During the early stages of their career, freelancers need high-level freelance writing tips to learn how to make clients come to them. Finding steady, reliable work is one of the biggest challenges that freelance writers face. In fact, 57 percent of writers claim that the difficulty of getting new clients is the primary issue they face.
That’s why so many spend a large bulk of their time hunting down new clients and responding to an endless stream of job ads. 43 percent of writers actually look for new jobs every single day of the week.
But what if there was a better way? What if you could spend your time actually getting writing done rather than constantly tracking down leads?
Here’s how you can.
Creating Perceived Value
In a post by successful writer and blogger Bamidele Onibalusi, he discusses the difference between real value and perceived value. According to him, the real value is “the actual value you offer to clients, and it’s what will result in consistent work for you.”
On the other hand, perceived value is “what your clients feel you’re worth even before they commission you to work on your first project with them.”
Regardless of how adept, experienced, and skilled you are, you’re unlikely to go very far if you can’t prove to prospective clients that you’ve got the chops. In other words, it’s impossible to demonstrate your real value without first influencing clients by creating perceived value.
With that being said, here are some ways to market yourself more effectively so that clients will come to YOU.
Create a Professional Portfolio
Having a resume, cover letter, and a few samples is okay, but having a full-blown professional portfolio is even better. Why? This basically serves as a marketing tool that will promote you 24/7.
By including things like 10 – 20 writing samples, a bio, personal information, and contact information, you can prove yourself and let potential clients know what you bring to the table. You never know when someone may stumble upon your portfolio and contact you about a project.

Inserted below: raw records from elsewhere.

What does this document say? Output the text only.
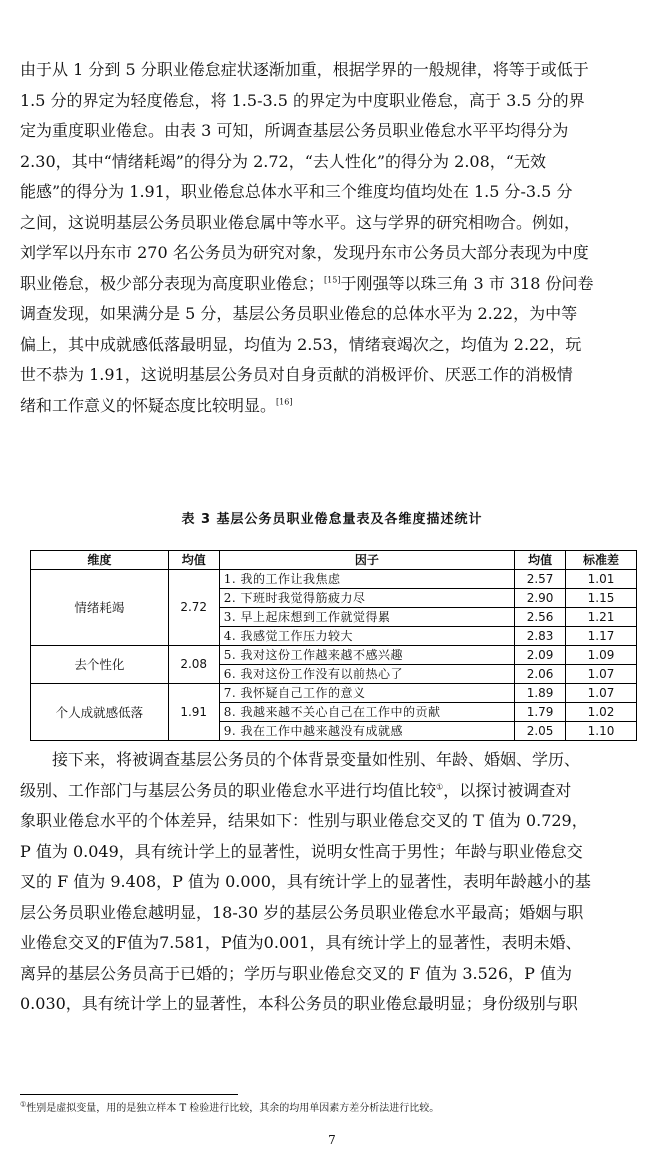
由于从 1 分到 5 分职业倦怠症状逐渐加重，根据学界的一般规律，将等于或低于
1.5 分的界定为轻度倦怠，将 1.5-3.5 的界定为中度职业倦怠，高于 3.5 分的界
定为重度职业倦怠。由表 3 可知，所调查基层公务员职业倦怠水平平均得分为
2.30，其中“情绪耗竭”的得分为 2.72，“去人性化”的得分为 2.08，“无效
能感”的得分为 1.91，职业倦怠总体水平和三个维度均值均处在 1.5 分-3.5 分
之间，这说明基层公务员职业倦怠属中等水平。这与学界的研究相吻合。例如，
刘学军以丹东市 270 名公务员为研究对象，发现丹东市公务员大部分表现为中度
职业倦怠，极少部分表现为高度职业倦怠；[15]于刚强等以珠三角 3 市 318 份问卷
调查发现，如果满分是 5 分，基层公务员职业倦怠的总体水平为 2.22，为中等
偏上，其中成就感低落最明显，均值为 2.53，情绪衰竭次之，均值为 2.22，玩
世不恭为 1.91，这说明基层公务员对自身贡献的消极评价、厌恶工作的消极情
绪和工作意义的怀疑态度比较明显。[16]
表 3 基层公务员职业倦怠量表及各维度描述统计
维度	均值	因子	均值	标准差
情绪耗竭	2.72	1. 我的工作让我焦虑	2.57	1.01
		2. 下班时我觉得筋疲力尽	2.90	1.15
		3. 早上起床想到工作就觉得累	2.56	1.21
		4. 我感觉工作压力较大	2.83	1.17
去个性化	2.08	5. 我对这份工作越来越不感兴趣	2.09	1.09
		6. 我对这份工作没有以前热心了	2.06	1.07
个人成就感低落	1.91	7. 我怀疑自己工作的意义	1.89	1.07
		8. 我越来越不关心自己在工作中的贡献	1.79	1.02
		9. 我在工作中越来越没有成就感	2.05	1.10
接下来，将被调查基层公务员的个体背景变量如性别、年龄、婚姻、学历、
级别、工作部门与基层公务员的职业倦怠水平进行均值比较①，以探讨被调查对
象职业倦怠水平的个体差异，结果如下：性别与职业倦怠交叉的 T 值为 0.729，
P 值为 0.049，具有统计学上的显著性，说明女性高于男性；年龄与职业倦怠交
叉的 F 值为 9.408，P 值为 0.000，具有统计学上的显著性，表明年龄越小的基
层公务员职业倦怠越明显，18-30 岁的基层公务员职业倦怠水平最高；婚姻与职
业倦怠交叉的F值为7.581，P值为0.001，具有统计学上的显著性，表明未婚、
离异的基层公务员高于已婚的；学历与职业倦怠交叉的 F 值为 3.526，P 值为
0.030，具有统计学上的显著性，本科公务员的职业倦怠最明显；身份级别与职
①性别是虚拟变量，用的是独立样本 T 检验进行比较，其余的均用单因素方差分析法进行比较。
7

Let’s be honest. Any writer can make braggadocios claims and say they’ve been featured in top-tier publications. But for all a client knows, you’re merely some inexperienced charlatan with no real street cred.
This is where testimonials come in. Even by providing as little as two or three testimonials, you can back up your claims and “walk the walk.”
I recommend reaching out to some of your top clients and asking them to provide a brief quote that highlights your capabilities and emphasizes your talents. You can then place these on your portfolio.
Maintain a Blog
Blogging serves two important functions. First, you can showcase your writing skills firsthand and let prospective clients see just how proficient you are.
Second, every blog post you write provides one more path for clients to find you. Even if they weren’t necessarily actively looking for a writer, you never know when they can come across your content and reach out to you. You can think of each post you create as extra bait to lure in new clients.
Be SEO Savvy
Did you know that “organic search drives 51 percent of traffic?” That’s quite a bit. Another effective way to make freelance writing clients come to you is to simply be SEO savvy with your portfolio and blog.
Here are some examples:
- Choose strategic keyword phrases you wish to rank for
- Use keywords in URLs, descriptions, H2, and H3 tags, etc.
- Practice internal linking
- Link to reputable third-party websites
If SEO is completely foreign to you, I would recommend checking out this guide from Moz. It’s extremely helpful and can point you in the right direction.
Freelance Writing Involves Being Active on Social Media
The more visibility you have online, the better. One of the best ways to make yourself visible and cast the widest net possible is to be active on multiple social networks.
LinkedIn and Facebook are probably the best places to get started. However, you may also want to create profiles on Twitter, Instagram, Pinterest, and even YouTube and Tumblr.
This will provide you with an opportunity to network with countless clients and companies. Just make sure that you stay active and keep your profiles up-to-date.
Although there’s some initial effort required, these strategies can pay dividends in the long run. Rather than having to perpetually seek out new clients, you can just sit back and let them come to you. Goodbye, client acquisition blues.